Nel mio piccolo faccio parte di diversi gruppi, parlando dell’ambito dell’arte per esempio con il gruppo Estuario (https://www.facebook.com/estuarioprojectspace) portiamo avanti l’educazione e la didattica dell’arte contemporanea nel territorio di Prato. Credo che l’arte dovrebbe essere sempre più connessa con tutti gli altri campi dell’esistenza, infatti ho contribuito a far nascere alcuni mesi fa il Laboratorio del futuro da un’idea di Fabio Cavallucci (laboratoriodelfuturo.it). Lo scopo è quello di discutere gli sviluppi dei principali temi del nostro tempo, cercando di fare incontrare intellettuali e persone comuni su tematiche spesso distorte dai media. Proprio in questi giorni abbiamo fatto la nostra prima riunione virtuale perché adesso nel “futuro” ci siamo, immaginavamo di sviluppare idee nuove e condividerle con un sempre maggior numero di persone nell’arco degli anni, usando le modalità del vecchio sistema, e ora invece il sistema è già cambiato ed il laboratorio del futuro è divenuto necessario. Se è vero che dopo una crisi profonda si comincia a ricostruire con le idee che si trovano intorno, è adesso importante raccoglierle e metterle a disposizione. La situazione è grave, non solo per la pandemia e per la crisi economica impellente, ma anche perché ci ha ammutoliti.
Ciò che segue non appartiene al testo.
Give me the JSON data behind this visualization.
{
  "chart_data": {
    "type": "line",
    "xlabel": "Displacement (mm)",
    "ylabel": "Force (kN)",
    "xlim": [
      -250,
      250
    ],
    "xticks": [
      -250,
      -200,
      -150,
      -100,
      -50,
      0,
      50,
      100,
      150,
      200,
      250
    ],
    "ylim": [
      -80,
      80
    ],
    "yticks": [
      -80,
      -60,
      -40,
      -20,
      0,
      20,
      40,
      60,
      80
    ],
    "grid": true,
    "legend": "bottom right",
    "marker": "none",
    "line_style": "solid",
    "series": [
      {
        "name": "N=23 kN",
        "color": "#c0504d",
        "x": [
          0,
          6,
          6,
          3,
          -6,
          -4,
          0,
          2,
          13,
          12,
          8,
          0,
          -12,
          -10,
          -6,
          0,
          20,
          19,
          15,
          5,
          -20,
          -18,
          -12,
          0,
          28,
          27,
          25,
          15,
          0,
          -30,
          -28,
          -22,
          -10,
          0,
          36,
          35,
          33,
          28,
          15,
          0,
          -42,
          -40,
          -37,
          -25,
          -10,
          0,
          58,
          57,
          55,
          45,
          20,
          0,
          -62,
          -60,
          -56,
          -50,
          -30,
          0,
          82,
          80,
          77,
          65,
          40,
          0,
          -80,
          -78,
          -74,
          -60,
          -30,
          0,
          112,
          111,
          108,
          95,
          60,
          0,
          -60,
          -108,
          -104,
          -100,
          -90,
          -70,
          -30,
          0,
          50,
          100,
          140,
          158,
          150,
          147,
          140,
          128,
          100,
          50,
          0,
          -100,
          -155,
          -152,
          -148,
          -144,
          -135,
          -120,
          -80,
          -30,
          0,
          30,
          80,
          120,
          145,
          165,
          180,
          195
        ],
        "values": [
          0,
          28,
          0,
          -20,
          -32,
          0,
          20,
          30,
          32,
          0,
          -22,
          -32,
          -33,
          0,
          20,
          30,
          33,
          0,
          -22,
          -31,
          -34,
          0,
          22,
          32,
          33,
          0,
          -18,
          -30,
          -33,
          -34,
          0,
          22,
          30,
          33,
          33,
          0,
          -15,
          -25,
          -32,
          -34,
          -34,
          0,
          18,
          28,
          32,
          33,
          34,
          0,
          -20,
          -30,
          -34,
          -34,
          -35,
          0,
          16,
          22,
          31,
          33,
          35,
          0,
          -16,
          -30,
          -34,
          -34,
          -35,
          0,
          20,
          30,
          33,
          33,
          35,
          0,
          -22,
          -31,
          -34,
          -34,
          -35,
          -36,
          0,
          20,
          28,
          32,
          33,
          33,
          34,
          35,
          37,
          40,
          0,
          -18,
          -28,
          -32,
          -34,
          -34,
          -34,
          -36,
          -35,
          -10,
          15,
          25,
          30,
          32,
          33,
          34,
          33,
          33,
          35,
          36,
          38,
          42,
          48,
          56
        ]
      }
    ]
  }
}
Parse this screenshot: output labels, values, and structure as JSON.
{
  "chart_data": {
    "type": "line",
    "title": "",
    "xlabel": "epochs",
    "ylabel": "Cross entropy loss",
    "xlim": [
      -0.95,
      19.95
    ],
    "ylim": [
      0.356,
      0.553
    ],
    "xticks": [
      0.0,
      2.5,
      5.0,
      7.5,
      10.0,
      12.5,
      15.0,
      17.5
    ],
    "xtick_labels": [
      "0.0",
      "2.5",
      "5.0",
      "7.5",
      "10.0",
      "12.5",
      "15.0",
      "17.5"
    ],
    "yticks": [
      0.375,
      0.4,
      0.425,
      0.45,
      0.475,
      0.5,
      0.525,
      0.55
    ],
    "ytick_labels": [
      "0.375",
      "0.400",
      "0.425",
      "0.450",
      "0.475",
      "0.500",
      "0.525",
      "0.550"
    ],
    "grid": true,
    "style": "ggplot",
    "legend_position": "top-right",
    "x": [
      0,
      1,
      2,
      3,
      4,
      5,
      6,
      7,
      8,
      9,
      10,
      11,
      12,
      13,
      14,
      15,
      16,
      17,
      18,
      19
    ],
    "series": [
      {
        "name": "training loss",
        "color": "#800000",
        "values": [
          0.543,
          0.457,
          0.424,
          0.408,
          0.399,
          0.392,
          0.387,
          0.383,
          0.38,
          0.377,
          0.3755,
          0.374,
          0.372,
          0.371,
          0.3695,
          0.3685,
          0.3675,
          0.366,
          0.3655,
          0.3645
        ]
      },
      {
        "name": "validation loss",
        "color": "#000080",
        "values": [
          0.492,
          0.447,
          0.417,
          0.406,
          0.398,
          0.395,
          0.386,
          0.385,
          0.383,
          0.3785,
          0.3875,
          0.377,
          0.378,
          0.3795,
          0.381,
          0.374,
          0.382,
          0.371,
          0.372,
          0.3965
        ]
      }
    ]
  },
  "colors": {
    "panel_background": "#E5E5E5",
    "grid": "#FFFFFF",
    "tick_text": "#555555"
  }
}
Questo è il momento per immaginare un futuro migliore, dato che la situazione di azzeramento mondiale può consentire di creare le basi affinché, quando si ripartirà, lo si possa fare eliminando i difetti del passato.
«La funzione del Laboratorio del futuro diventa così non solo quella di una ricerca utile ma astratta, di un suggeritore potenziale a beneficio della politica, bensì di uno strumento concreto per contribuire a ricostruire da subito un domani possibilmente migliore. A questo fine è urgente aprire un dialogo, sebbene online, con i migliori intellettuali del nostro tempo e condividere le loro proposte, farle diventare oggetto di discussione e di crescita comune». (3)

Note al testo
1 Dal Manifesto per un’arte rivoluzionaria indipendente, Messico, 25 luglio 1938, André Breton, Diego Rivera (**)
2 Dal Gosho L’apertura degli occhi (Raccolta degli scritti di Nichiren Daishonin, volume I, pag. 252)
3 Dalla lettera del Laboratorio del Futuro che stiamo inviando agli intellettuali

Virginia Zanetti ha collaborato con istituzioni italiane e l’estere per la cultura e l’arte contemporanea come il Man di Nuoro, il CCC Strozzina di Firenze, il Museo Pecci di Prato, il Mac di Lissone in Italia, la Kunsthalle di Berna e il CACT di Bellinzona in Svizzera, l’IIC di New Delhi e di Zurigo. Ha vinto premi istituzionali come il Premio Movin Up 2015 del Ministero dei beni e delle attività culturali e il Concorso internazionale per artisti per la realizzazione di opere d’arte permanenti per Palazzo di Giustizia di Firenze nel 2017, il Primo Premio Maccaferri per la fotografia, Artefiera 2019 e la terza edizione di Smartup Optima 2019, Napoli. Il suo lavoro è presente in collezioni pubbliche e private ed in pubblicazioni come A Cielo Aperto e Breve storia della curatela di H.U.Obrist, postmediabooks, Milano. Progetti recenti: Abissi, di Virginia Zanetti, a cura di Francesca Ceccherini, per IIC, HdK Zürcher Hochschule der Künste, TONI-AREAL, Zurigo CH; Creare Spazio, PAV Torino; futuri: I Pilastri della Terra, a cura di Matteo Innocenti, Museo della Resistenza, Bologna, IT; Canto V, Odissea, a cura di dimora OZ, per ARKAD, Manifesta 13, Marsiglia. La sua galleria di riferimento è Traffic Gallery, Bergamo.